I came home from the gathering feeling really tired, worn out. Who knows why? Sometimes I feel this way. Am I getting sick? What is that pain in my chest, my knees, my shoulder, my stomach? It has been my habit to call my doctor about anything that might possibly be slightly wrong. I have been to the ER twice with migraines. It’s becoming obvious that I can’t go on running to the doctor with every ache and pain. For one thing, medicare doesn’t cover every single office visit and each esoteric pill like my previous medical insurance. I’m sure I’ll have much more to say about that soon. But, more importantly, as I’m learning from my friend; as we age we face a choice: Is our life going to be about our aches and pains, or is it going to be about living?
I – with some reservations – subscribe to a philosophy, a central tenet of which is that our thoughts create our experience. We may not have control over events in our lives (here the philosophy becomes subtle and complex, because ultimately we do have responsibility for what happens to us) but we definitely have control over our response to these events. One person could total his car and experience anger and resentment, while another person might say, “This is great! Time for a new car,” or even,”a perfect reminder to stop driving and use more sustainable transportation.”
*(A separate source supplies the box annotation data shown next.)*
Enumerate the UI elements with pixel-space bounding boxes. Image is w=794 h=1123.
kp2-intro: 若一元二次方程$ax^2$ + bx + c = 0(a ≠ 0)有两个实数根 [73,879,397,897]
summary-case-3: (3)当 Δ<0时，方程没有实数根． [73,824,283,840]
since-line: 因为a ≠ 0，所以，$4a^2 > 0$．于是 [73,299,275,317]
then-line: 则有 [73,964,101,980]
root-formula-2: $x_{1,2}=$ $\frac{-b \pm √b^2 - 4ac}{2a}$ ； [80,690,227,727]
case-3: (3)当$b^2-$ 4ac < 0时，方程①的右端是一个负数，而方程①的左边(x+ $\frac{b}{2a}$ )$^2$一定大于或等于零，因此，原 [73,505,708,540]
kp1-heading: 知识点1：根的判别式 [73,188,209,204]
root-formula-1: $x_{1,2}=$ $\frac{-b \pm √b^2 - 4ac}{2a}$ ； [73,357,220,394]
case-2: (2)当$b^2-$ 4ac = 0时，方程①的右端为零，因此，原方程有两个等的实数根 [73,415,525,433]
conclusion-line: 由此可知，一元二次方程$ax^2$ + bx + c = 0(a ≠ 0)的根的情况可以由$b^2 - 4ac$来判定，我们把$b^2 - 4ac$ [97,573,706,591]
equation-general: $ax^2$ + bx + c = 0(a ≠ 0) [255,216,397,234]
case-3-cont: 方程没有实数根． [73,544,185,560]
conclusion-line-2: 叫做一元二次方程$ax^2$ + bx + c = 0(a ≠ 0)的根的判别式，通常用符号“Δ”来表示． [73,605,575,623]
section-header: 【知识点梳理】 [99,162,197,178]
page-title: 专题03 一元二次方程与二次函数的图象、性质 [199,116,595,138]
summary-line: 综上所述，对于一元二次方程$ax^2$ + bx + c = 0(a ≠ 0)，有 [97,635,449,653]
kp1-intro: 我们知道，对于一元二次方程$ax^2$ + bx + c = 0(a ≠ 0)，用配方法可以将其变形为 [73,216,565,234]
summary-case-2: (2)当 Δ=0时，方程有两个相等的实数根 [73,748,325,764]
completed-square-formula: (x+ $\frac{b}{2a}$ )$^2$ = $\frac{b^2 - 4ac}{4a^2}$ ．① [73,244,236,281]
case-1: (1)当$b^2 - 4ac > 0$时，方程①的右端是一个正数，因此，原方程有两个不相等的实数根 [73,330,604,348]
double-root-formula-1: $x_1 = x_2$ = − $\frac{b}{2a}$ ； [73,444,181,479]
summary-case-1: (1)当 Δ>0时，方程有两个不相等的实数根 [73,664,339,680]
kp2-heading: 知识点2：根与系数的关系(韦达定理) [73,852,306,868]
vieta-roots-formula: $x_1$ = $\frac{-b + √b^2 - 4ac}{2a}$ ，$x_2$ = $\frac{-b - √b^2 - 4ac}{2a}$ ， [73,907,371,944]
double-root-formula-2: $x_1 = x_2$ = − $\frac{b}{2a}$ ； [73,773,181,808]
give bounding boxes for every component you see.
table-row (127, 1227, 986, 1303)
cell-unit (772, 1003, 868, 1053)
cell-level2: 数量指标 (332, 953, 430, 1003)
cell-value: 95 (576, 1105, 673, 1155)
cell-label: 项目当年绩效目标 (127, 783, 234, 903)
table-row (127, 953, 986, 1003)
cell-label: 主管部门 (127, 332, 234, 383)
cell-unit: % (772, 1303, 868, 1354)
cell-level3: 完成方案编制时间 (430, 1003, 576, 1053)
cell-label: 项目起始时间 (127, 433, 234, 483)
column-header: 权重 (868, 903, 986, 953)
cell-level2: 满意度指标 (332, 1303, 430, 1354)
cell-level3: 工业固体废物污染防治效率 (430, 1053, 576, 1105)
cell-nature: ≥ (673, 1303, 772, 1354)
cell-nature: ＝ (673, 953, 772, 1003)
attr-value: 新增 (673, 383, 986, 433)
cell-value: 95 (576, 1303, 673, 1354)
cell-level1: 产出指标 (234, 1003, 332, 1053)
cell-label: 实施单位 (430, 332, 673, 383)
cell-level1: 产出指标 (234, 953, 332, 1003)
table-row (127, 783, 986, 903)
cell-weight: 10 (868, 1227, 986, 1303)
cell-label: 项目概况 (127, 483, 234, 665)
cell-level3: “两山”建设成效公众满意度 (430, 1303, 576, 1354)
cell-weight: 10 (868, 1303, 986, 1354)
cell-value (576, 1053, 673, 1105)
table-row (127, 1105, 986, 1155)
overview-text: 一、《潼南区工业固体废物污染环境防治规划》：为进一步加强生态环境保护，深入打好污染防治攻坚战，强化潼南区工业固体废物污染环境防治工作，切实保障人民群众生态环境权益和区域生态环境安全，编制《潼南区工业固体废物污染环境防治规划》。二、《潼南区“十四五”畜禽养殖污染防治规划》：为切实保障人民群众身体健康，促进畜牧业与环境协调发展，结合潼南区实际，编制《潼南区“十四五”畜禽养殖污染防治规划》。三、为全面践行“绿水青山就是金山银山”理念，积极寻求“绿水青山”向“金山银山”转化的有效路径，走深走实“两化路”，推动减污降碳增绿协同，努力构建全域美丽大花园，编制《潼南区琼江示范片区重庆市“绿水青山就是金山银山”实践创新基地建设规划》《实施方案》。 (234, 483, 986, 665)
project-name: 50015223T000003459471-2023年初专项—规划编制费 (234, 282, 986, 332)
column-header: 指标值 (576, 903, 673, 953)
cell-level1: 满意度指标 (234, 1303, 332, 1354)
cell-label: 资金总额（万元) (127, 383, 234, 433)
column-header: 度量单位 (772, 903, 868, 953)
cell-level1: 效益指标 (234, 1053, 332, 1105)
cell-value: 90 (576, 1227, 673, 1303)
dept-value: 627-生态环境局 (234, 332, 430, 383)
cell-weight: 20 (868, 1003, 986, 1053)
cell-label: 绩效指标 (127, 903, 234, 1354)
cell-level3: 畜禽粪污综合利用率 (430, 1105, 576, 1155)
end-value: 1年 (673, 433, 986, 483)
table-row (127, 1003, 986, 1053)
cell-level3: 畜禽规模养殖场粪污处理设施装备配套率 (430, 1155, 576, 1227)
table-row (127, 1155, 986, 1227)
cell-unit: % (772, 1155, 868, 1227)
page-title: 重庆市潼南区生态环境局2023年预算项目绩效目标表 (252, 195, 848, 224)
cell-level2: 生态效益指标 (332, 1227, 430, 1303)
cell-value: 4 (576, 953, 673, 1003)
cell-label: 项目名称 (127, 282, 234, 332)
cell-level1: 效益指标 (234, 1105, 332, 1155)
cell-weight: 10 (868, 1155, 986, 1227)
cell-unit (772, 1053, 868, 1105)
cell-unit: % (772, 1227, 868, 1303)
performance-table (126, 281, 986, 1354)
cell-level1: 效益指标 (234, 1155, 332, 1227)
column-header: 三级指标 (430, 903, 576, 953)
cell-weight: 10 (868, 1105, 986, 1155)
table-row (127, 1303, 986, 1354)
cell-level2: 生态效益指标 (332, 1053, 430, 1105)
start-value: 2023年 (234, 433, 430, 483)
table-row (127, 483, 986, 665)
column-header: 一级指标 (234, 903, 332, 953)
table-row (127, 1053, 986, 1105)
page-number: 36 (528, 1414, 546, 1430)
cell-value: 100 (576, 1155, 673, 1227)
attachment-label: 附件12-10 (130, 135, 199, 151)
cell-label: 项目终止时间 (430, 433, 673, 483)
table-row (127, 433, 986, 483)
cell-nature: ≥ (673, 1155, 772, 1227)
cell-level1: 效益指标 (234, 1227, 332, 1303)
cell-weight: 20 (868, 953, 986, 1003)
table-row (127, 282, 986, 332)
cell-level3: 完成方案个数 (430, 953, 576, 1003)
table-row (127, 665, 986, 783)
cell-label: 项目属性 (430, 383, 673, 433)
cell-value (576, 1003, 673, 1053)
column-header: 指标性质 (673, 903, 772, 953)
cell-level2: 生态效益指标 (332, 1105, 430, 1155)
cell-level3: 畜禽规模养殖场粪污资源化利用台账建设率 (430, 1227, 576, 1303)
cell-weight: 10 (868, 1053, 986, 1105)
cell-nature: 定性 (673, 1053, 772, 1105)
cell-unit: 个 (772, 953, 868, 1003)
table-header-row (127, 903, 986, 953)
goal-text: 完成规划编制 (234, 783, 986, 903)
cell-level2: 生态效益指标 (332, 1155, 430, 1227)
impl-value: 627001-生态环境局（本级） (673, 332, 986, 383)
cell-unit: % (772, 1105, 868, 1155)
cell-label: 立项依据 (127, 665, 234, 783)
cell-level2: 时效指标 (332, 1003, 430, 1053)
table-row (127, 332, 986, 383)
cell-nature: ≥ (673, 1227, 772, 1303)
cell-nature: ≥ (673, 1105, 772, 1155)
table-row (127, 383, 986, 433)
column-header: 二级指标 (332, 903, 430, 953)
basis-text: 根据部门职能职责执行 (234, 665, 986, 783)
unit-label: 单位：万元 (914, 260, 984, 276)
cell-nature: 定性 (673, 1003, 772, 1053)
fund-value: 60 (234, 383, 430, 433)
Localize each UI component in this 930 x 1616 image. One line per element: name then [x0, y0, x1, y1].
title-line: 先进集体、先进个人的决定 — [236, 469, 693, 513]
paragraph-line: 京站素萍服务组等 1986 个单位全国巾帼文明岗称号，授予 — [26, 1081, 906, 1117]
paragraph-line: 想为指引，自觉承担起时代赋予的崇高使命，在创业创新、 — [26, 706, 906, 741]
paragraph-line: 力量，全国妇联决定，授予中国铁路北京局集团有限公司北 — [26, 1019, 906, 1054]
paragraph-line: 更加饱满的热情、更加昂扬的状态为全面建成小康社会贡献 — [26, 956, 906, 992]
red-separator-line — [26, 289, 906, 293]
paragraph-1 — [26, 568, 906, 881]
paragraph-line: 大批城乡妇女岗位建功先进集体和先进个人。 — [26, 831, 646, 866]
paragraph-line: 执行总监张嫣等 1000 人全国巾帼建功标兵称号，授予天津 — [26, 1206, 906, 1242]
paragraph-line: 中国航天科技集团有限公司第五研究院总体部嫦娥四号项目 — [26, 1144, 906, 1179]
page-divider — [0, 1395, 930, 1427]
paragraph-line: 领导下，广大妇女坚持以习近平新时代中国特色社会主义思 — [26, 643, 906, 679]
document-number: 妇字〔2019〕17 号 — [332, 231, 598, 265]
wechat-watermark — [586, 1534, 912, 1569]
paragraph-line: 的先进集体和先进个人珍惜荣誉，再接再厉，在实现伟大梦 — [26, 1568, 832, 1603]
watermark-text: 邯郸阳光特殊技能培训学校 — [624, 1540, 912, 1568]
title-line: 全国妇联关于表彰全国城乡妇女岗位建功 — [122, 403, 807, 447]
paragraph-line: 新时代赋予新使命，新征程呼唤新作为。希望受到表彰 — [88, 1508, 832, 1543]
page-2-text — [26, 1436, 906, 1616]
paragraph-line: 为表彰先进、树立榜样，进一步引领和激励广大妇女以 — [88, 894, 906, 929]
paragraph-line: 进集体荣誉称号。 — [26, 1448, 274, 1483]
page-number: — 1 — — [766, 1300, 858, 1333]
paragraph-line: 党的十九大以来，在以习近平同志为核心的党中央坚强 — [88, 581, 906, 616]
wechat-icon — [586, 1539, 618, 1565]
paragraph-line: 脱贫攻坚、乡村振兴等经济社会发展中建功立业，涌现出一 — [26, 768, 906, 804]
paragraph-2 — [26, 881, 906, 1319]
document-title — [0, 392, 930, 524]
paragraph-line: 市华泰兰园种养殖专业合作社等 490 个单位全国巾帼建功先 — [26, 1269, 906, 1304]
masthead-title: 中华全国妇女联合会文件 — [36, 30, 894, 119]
Thoughts, of course, are carried in words. When I complain about my aches and pains, not only am I a smashing bore, but according to this philosophy I am potentially creating even more anguish for myself. I think after a certain age, people understand this. Social conditioning takes over, and to avoid total isolation, most of us learn to shut up about the upcoming operation, the blurry vision and need for new glasses, the arthritic pain and trouble standing up. We learn to grin and bear it. This doesn’t mean that the dialogue inside our heads has stopped, or that we will really be free of disease just from pretending it isn’t there. That takes a much more thorough approach. For now, I am learning to shut up.